Altirhinus (/ˌæltɨˈraɪnəs/; "high snout") is a genus of iguanodontian ornithopod dinosaur from the Early Cretaceous Period of Mongolia.
Description[]
Altirhinus was herbivorous and bipedal when walking or running, but probably became quadrupedal when feeding from the ground. According to the original description, the entire body probably extended 26 feet (8 m) from snout to tail tip. In 2010 Gregory S. Paul estimated the length at 6.5 metres (21 ft), the weight at 1.1 tonnes.[1] The skull alone is about 30 inches (760 mm) long, with a wide mouth and a distinctive tall arch on top of its snout, from which this dinosaur derives its name.
History of discovery[]
All known specimens of Altirhinus were recovered in 1981 during collaborative expeditions organized by Soviet and Mongolian scientists, from the Khukhtek Formation in the Dornogovi Province of Mongolia . The Khukhtek was formed in the Aptian to Albian stages of the Early Cretaceous Period, which lasted from between 125 and 100 million years ago. Psittacosaurus and the primitive ankylosaurid Shamosaurus have also been found in these rocks.
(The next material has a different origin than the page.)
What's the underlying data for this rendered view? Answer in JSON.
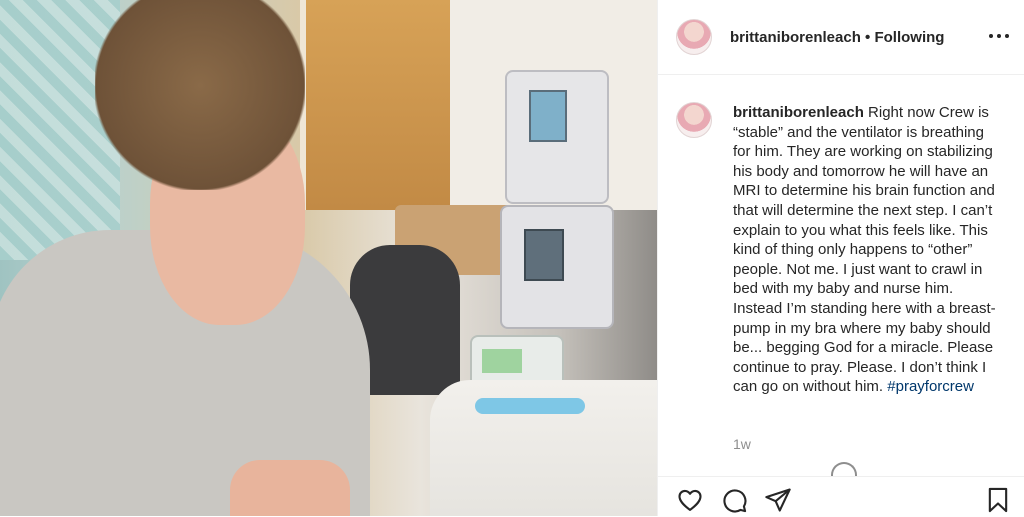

Several fossil specimens of different ages and sizes are known. The holotype, PIN 3386/8, is a skull which is well preserved on the left side, as well as some postcranial material consisting of pieces of the hands, feet, shoulder and pelvic girdles. A more fragmentary skull was also recovered, associated with some ribs, fragmentary vertebrae, and a complete forelimb. A third specimen preserves many limb bones and a series of 34 tail vertebrae from a smaller individual. Two even smaller fragmentary skeletons, presumably of young individuals, were uncovered nearby.
The remains of this animal were originally referred to the species Iguanodon orientalis, which was first described in 1952. However, I. orientalis has since been shown to be fragmentary, nondiagnostic, and virtually indistinguishable from the European I. bernissartensis (Norman, 1996). As no features of I. orientalis are shared exclusively with the 1981 specimens, which are clearly distinguishable from Iguanodon, a new name for those specimens was required. British paleontologist David B. Norman named them Altirhinus kurzanovi in 1998.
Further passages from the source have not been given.